А тот факт, что эта опера впервые была исполнена в крайне несообразной и усеченной постановке в Брюсселе по-французски [в 1929 году], — все это ему крайне не нравилось, — означает, что он ни разу в жизни это произведение так и не услышал [таким, каким он его задумывал]. В Советском Союзе его исполнили только через двадцать лет после смерти Прокофьева. Прокофьев никогда не имел никакого отношения к постановке своей оперы, поэтому произведение и было советизировано. Отсюда в его музыкальной ткани появилось столько агрессии и металла.

Состав солистов всегда был старше, чем нужно. На роли постоянно назначали исполнителей среднего возраста, которые старались петь как можно громче. Так у зрителя не оставалось ни малейшего представления, что сама эта опера — о конфликте поколений, о войне молодых людей против истеблишмента. Ничего этого в тех советских постановках просто нет. И сексуальности, раз уж вся эротика была подцензурна, там не услышишь, ее просто вычищали оттуда.

А ведь это суперэротичная музыка, хотя ее так не играли и не пели. Эта опера [в советской интерпретации] все время такая, цвета военного броненосца — оттуда вынули все эти черты советского авангарда, все безумие цвета, формы, коллажа, невероятных сочетаний всего и вся, когда только здесь, только сейчас, все мгновенно. Все, что Мейерхольд и Прокофьев воображали себе неким новым оперным царством.

Ведь это должна была быть новая опера для новой эпохи. И в ней заложена вся эта сознательная провокация. А советская оперная система исключала все, что могло провоцировать.
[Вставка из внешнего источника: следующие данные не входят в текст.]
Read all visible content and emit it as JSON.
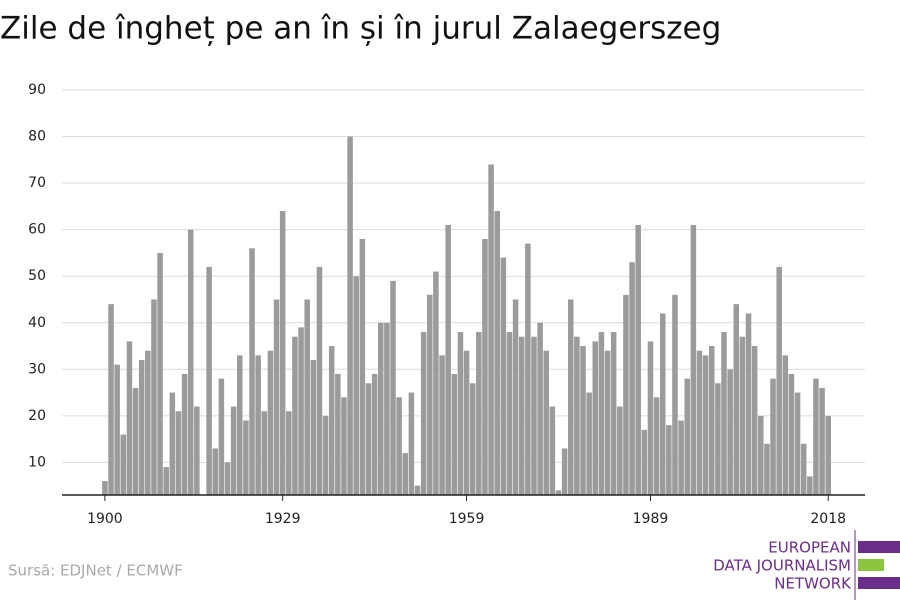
{
  "chart_data": {
    "type": "bar",
    "title": "Zile de îngheț pe an în și în jurul Zalaegerszeg",
    "source": "Sursă: EDJNet / ECMWF",
    "logo": [
      "EUROPEAN",
      "DATA JOURNALISM",
      "NETWORK"
    ],
    "color": "#9b9b9b",
    "grid": true,
    "x": [
      1900,
      1901,
      1902,
      1903,
      1904,
      1905,
      1906,
      1907,
      1908,
      1909,
      1910,
      1911,
      1912,
      1913,
      1914,
      1915,
      1916,
      1917,
      1918,
      1919,
      1920,
      1921,
      1922,
      1923,
      1924,
      1925,
      1926,
      1927,
      1928,
      1929,
      1930,
      1931,
      1932,
      1933,
      1934,
      1935,
      1936,
      1937,
      1938,
      1939,
      1940,
      1941,
      1942,
      1943,
      1944,
      1945,
      1946,
      1947,
      1948,
      1949,
      1950,
      1951,
      1952,
      1953,
      1954,
      1955,
      1956,
      1957,
      1958,
      1959,
      1960,
      1961,
      1962,
      1963,
      1964,
      1965,
      1966,
      1967,
      1968,
      1969,
      1970,
      1971,
      1972,
      1973,
      1974,
      1975,
      1976,
      1977,
      1978,
      1979,
      1980,
      1981,
      1982,
      1983,
      1984,
      1985,
      1986,
      1987,
      1988,
      1989,
      1990,
      1991,
      1992,
      1993,
      1994,
      1995,
      1996,
      1997,
      1998,
      1999,
      2000,
      2001,
      2002,
      2003,
      2004,
      2005,
      2006,
      2007,
      2008,
      2009,
      2010,
      2011,
      2012,
      2013,
      2014,
      2015,
      2016,
      2017,
      2018
    ],
    "values": [
      6,
      44,
      31,
      16,
      36,
      26,
      32,
      34,
      45,
      55,
      9,
      25,
      21,
      29,
      60,
      22,
      3,
      52,
      13,
      28,
      10,
      22,
      33,
      19,
      56,
      33,
      21,
      34,
      45,
      64,
      21,
      37,
      39,
      45,
      32,
      52,
      20,
      35,
      29,
      24,
      80,
      50,
      58,
      27,
      29,
      40,
      40,
      49,
      24,
      12,
      25,
      5,
      38,
      46,
      51,
      33,
      61,
      29,
      38,
      34,
      27,
      38,
      58,
      74,
      64,
      54,
      38,
      45,
      37,
      57,
      37,
      40,
      34,
      22,
      4,
      13,
      45,
      37,
      35,
      25,
      36,
      38,
      34,
      38,
      22,
      46,
      53,
      61,
      17,
      36,
      24,
      42,
      18,
      46,
      19,
      28,
      61,
      34,
      33,
      35,
      27,
      38,
      30,
      44,
      37,
      42,
      35,
      20,
      14,
      28,
      52,
      33,
      29,
      25,
      14,
      7,
      28,
      26,
      20
    ],
    "xlim": [
      1893,
      2024
    ],
    "xticks": [
      1900,
      1929,
      1959,
      1989,
      2018
    ],
    "ylim": [
      3,
      90
    ],
    "yticks": [
      10,
      20,
      30,
      40,
      50,
      60,
      70,
      80,
      90
    ]
  }
}
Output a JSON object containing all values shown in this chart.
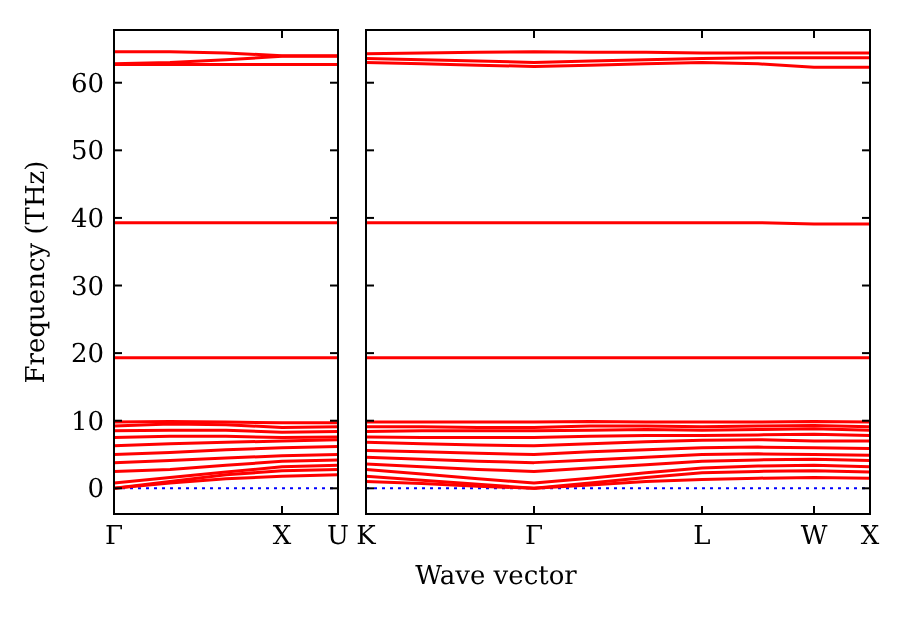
{
  "chart_data": [
    {
      "type": "line",
      "ylabel": "Frequency (THz)",
      "categories": [
        "Γ",
        null,
        null,
        "X",
        "U"
      ],
      "ylim": [
        -3.8,
        67.8
      ],
      "yticks": [
        0,
        10,
        20,
        30,
        40,
        50,
        60
      ],
      "grid": false,
      "line_style": "solid",
      "marker": "none",
      "ref_lines": [
        {
          "axis": "y",
          "value": 0,
          "color": "#0000ff",
          "line_style": "dotted"
        }
      ],
      "series": [
        {
          "color": "#ff0000",
          "values": [
            0,
            0.8,
            1.4,
            1.8,
            2.0
          ]
        },
        {
          "color": "#ff0000",
          "values": [
            0,
            1.0,
            2.0,
            2.6,
            2.8
          ]
        },
        {
          "color": "#ff0000",
          "values": [
            0.8,
            1.6,
            2.4,
            3.2,
            3.4
          ]
        },
        {
          "color": "#ff0000",
          "values": [
            2.5,
            2.8,
            3.4,
            4.0,
            4.2
          ]
        },
        {
          "color": "#ff0000",
          "values": [
            3.8,
            4.1,
            4.5,
            4.8,
            5.0
          ]
        },
        {
          "color": "#ff0000",
          "values": [
            5.0,
            5.3,
            5.7,
            6.0,
            6.2
          ]
        },
        {
          "color": "#ff0000",
          "values": [
            6.3,
            6.6,
            6.8,
            7.0,
            7.2
          ]
        },
        {
          "color": "#ff0000",
          "values": [
            7.5,
            7.7,
            7.7,
            7.5,
            7.6
          ]
        },
        {
          "color": "#ff0000",
          "values": [
            8.5,
            8.6,
            8.6,
            8.3,
            8.4
          ]
        },
        {
          "color": "#ff0000",
          "values": [
            9.2,
            9.5,
            9.4,
            9.0,
            9.1
          ]
        },
        {
          "color": "#ff0000",
          "values": [
            9.8,
            9.9,
            9.8,
            9.7,
            9.7
          ]
        },
        {
          "color": "#ff0000",
          "values": [
            19.3,
            19.3,
            19.3,
            19.3,
            19.3
          ]
        },
        {
          "color": "#ff0000",
          "values": [
            39.3,
            39.3,
            39.3,
            39.3,
            39.3
          ]
        },
        {
          "color": "#ff0000",
          "values": [
            62.7,
            62.7,
            62.7,
            62.7,
            62.7
          ]
        },
        {
          "color": "#ff0000",
          "values": [
            62.8,
            63.0,
            63.4,
            63.9,
            63.9
          ]
        },
        {
          "color": "#ff0000",
          "values": [
            64.6,
            64.6,
            64.4,
            64.0,
            64.0
          ]
        }
      ]
    },
    {
      "type": "line",
      "xlabel": "Wave vector",
      "categories": [
        "K",
        null,
        null,
        "Γ",
        null,
        null,
        "L",
        null,
        "W",
        "X"
      ],
      "ylim": [
        -3.8,
        67.8
      ],
      "yticks": [
        0,
        10,
        20,
        30,
        40,
        50,
        60
      ],
      "tick_labels": "x",
      "grid": false,
      "line_style": "solid",
      "marker": "none",
      "ref_lines": [
        {
          "axis": "y",
          "value": 0,
          "color": "#0000ff",
          "line_style": "dotted"
        }
      ],
      "series": [
        {
          "color": "#ff0000",
          "values": [
            1.0,
            0.7,
            0.3,
            0,
            0.5,
            1.0,
            1.3,
            1.5,
            1.6,
            1.5
          ]
        },
        {
          "color": "#ff0000",
          "values": [
            1.8,
            1.2,
            0.6,
            0,
            0.8,
            1.6,
            2.3,
            2.5,
            2.6,
            2.4
          ]
        },
        {
          "color": "#ff0000",
          "values": [
            2.8,
            2.1,
            1.4,
            0.8,
            1.5,
            2.3,
            3.0,
            3.3,
            3.4,
            3.2
          ]
        },
        {
          "color": "#ff0000",
          "values": [
            3.6,
            3.2,
            2.8,
            2.5,
            3.0,
            3.5,
            4.0,
            4.2,
            4.3,
            4.1
          ]
        },
        {
          "color": "#ff0000",
          "values": [
            4.6,
            4.3,
            4.0,
            3.8,
            4.2,
            4.6,
            5.0,
            5.1,
            5.0,
            4.9
          ]
        },
        {
          "color": "#ff0000",
          "values": [
            5.6,
            5.4,
            5.2,
            5.0,
            5.4,
            5.7,
            6.0,
            6.1,
            6.0,
            5.9
          ]
        },
        {
          "color": "#ff0000",
          "values": [
            6.8,
            6.6,
            6.4,
            6.3,
            6.6,
            6.9,
            7.1,
            7.2,
            7.0,
            7.0
          ]
        },
        {
          "color": "#ff0000",
          "values": [
            7.6,
            7.5,
            7.5,
            7.5,
            7.7,
            7.8,
            7.8,
            7.9,
            8.0,
            7.8
          ]
        },
        {
          "color": "#ff0000",
          "values": [
            8.4,
            8.5,
            8.5,
            8.5,
            8.6,
            8.7,
            8.6,
            8.7,
            8.8,
            8.6
          ]
        },
        {
          "color": "#ff0000",
          "values": [
            9.1,
            9.1,
            9.0,
            9.0,
            9.2,
            9.2,
            9.1,
            9.2,
            9.3,
            9.1
          ]
        },
        {
          "color": "#ff0000",
          "values": [
            9.8,
            9.8,
            9.8,
            9.8,
            9.9,
            9.8,
            9.8,
            9.8,
            9.9,
            9.8
          ]
        },
        {
          "color": "#ff0000",
          "values": [
            19.3,
            19.3,
            19.3,
            19.3,
            19.3,
            19.3,
            19.3,
            19.3,
            19.3,
            19.3
          ]
        },
        {
          "color": "#ff0000",
          "values": [
            39.3,
            39.3,
            39.3,
            39.3,
            39.3,
            39.3,
            39.3,
            39.3,
            39.1,
            39.1
          ]
        },
        {
          "color": "#ff0000",
          "values": [
            63.0,
            62.8,
            62.6,
            62.4,
            62.6,
            62.8,
            63.0,
            62.8,
            62.3,
            62.3
          ]
        },
        {
          "color": "#ff0000",
          "values": [
            63.6,
            63.4,
            63.2,
            63.0,
            63.2,
            63.4,
            63.6,
            63.7,
            63.7,
            63.7
          ]
        },
        {
          "color": "#ff0000",
          "values": [
            64.3,
            64.4,
            64.5,
            64.6,
            64.5,
            64.5,
            64.4,
            64.4,
            64.4,
            64.4
          ]
        }
      ]
    }
  ]
}
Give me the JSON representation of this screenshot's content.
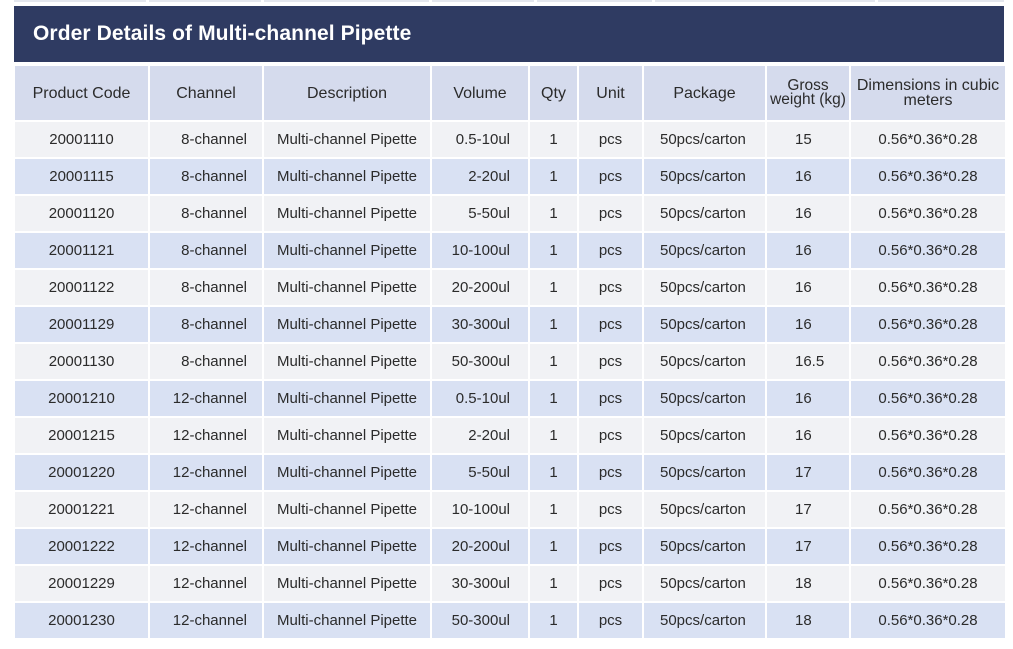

Я спрашиваю сам себя: как Прокофьев действительно мог звучать? В прокофьевской оркестровой, неоперной музыке, не услышать живую палитру среди всей этой груды камней и железа. Поэтому Прокофьев для меня — Моцарт своего времени, пропавший в своей собственной советской версии.

Вы скажете: «Ну что вы, это же человек, написавший Вторую симфонию или, там, „Петю и Волка“!». А я скажу: «Але, а где там нежность? Где уязвимость?» А в операх, ну, например, в «Огненном ангеле», есть все это. Все, кроме соцреализма. Там есть мейерхольдовский музыкальный реализм, есть гоголевщина, есть сюр, но ни в коем случае не советское в каком бы ни было виде.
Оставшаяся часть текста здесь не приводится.